El gobierno británico dijo el martes que permitirá que el Huawei de China ayude a construir la próxima generación de redes inalámbricas súper rápidas del país, una decisión que podría socavar los lazos comerciales y de inteligencia con los Estados Unidos.

Los operadores de telefonía móvil del Reino Unido podrán utilizar los equipos de Huawei en sus redes 5G, pero la empresa quedará excluida de las áreas centrales «críticas para la seguridad», según un comunicado del gobierno.

El anuncio se produce después de meses de debate público en el Reino Unido sobre cómo responder a las preocupaciones planteadas por el gobierno de los Estados Unidos sobre los posibles riesgos para la seguridad nacional que plantean los componentes huaweíes.

La administración Trump había estado pidiendo una prohibición total de los productos de Huawei, alegando que Pekín podría utilizar el equipo para fisgonear. Huawei ha negado sistemáticamente que ayudaría al gobierno chino a espiar. La administración había advertido que el intercambio de inteligencia entre Estados Unidos y el Reino Unido podría ponerse en peligro.

El primer ministro Boris Johnson ha sido sometido a una intensa presión, incluso dentro de su partido, para que acepte las demandas de EE.UU. a Huawei. Discutió el tema con el Presidente Donald Trump en una llamada telefónica el viernes. El Secretario de Estado de EE.UU. Mike Pompeo twiteó el domingo que Gran Bretaña se enfrentaba a una decisión «trascendental» sobre el 5G.

Huawei dijo en una declaración que se le «aseguró» que sería capaz de continuar trabajando con sus clientes del Reino Unido en 5G, aunque en un papel restringido.

«Estamos de acuerdo en que un mercado de proveedores diversos y una competencia justa son esenciales para la fiabilidad y la innovación de la red, así como para asegurar que los consumidores tengan acceso a la mejor tecnología posible», dijo Victor Zhang, vicepresidente de Huawei.

El tema demuestra cómo un conflicto entre Estados Unidos y China sobre el futuro de la tecnología está obligando a otros países a tomar partido, especialmente cuando se trata de avances que podrían afectar a la seguridad nacional.

5G permite un mayor y más rápido procesamiento de datos, y se considera un componente integral de las nuevas tecnologías interconectadas, como los vehículos automatizados y los aparatos inteligentes.
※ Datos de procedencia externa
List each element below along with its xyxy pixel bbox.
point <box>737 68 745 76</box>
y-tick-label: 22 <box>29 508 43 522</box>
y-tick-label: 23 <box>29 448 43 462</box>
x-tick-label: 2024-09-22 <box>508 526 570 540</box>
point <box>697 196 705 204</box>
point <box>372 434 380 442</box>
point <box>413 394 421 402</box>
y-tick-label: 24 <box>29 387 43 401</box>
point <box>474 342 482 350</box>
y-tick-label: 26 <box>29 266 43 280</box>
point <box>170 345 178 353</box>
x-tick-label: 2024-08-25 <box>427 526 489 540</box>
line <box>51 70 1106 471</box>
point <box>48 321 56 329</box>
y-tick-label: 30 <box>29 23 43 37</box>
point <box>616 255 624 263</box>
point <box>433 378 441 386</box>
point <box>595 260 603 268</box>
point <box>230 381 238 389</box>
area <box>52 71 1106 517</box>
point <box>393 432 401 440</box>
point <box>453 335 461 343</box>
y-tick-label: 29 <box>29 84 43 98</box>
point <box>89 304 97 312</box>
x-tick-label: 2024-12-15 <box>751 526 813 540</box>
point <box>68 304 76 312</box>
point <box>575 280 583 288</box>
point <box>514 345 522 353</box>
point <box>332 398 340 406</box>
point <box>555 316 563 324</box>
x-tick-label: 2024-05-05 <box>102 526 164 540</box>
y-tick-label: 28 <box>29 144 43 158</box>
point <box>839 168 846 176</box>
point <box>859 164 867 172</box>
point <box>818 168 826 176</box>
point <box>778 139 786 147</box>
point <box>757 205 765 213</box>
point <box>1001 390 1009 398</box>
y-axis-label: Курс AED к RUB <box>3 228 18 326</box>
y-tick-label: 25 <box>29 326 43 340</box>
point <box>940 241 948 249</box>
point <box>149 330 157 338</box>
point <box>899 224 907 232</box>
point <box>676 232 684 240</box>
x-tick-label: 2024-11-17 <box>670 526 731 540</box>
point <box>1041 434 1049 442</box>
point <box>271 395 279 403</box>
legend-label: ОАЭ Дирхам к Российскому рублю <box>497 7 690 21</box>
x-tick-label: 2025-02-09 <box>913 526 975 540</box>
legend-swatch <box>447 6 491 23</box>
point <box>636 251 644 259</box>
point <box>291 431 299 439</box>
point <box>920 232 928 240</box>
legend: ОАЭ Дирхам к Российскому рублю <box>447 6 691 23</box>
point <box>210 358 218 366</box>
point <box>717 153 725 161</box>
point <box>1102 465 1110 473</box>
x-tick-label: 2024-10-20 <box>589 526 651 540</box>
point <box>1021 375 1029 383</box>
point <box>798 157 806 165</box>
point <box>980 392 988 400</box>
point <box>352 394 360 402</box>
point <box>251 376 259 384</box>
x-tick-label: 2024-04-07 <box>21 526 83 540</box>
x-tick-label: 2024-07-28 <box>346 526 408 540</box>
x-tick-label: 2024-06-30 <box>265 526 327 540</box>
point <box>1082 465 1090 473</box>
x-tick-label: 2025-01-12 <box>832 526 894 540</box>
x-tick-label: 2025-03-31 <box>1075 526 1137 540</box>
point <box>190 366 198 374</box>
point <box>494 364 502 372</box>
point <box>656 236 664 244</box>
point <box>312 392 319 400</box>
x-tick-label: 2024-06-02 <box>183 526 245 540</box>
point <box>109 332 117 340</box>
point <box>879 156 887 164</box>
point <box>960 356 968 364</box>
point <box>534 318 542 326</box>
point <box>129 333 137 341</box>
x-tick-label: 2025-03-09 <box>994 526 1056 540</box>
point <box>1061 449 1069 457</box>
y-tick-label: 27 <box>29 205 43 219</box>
El gobierno de Johnson se ha comprometido a llevar 5G a todo el país para 2025.

Huawei, que es líder en tecnología 5G y también uno de los mayores vendedores de teléfonos inteligentes del mundo, ha visto cómo su negocio se ha convertido en el objetivo de una campaña concertada por parte de los Estados Unidos. Sin embargo, sus productos suelen ser descritos como superiores y más baratos que los vendidos por sus rivales europeos Nokia (NOK) y Ericsson (ERIC). Algunos expertos afirman que Huawei debe parte de su éxito a los préstamos favorables del Estado chino, afirmación que la empresa rebate.

Gran Bretaña, que dejará la Unión Europea el viernes, se enfrentó a una dura decisión sobre si utilizar los productos de la compañía. El Reino Unido ha cortejado en los últimos años la inversión de China, pero tiene una relación muy estrecha con los Estados Unidos y está apostando por un nuevo acuerdo comercial con Washington después de Brexit. Permitir a Huawei en sus redes 5G podría hacer que tal acuerdo sea más difícil de conseguir.

Tres miembros del Senado de EE.UU., que juega un papel en la aprobación de los acuerdos comerciales, dejaron claro lo que está en juego en una carta a Johnson el lunes.

Marco Rubio, Tom Cotton y John Cornyn le dijeron a Johnson que aunque no querían «amenazar» un acuerdo de libre comercio o revisar la forma en que los países comparten la inteligencia, los hechos sobre Huawei «son claros».

«Esperamos que su gobierno tome la decisión correcta y rechace la inclusión de Huawei en su infraestructura 5G», escribieron los senadores republicanos.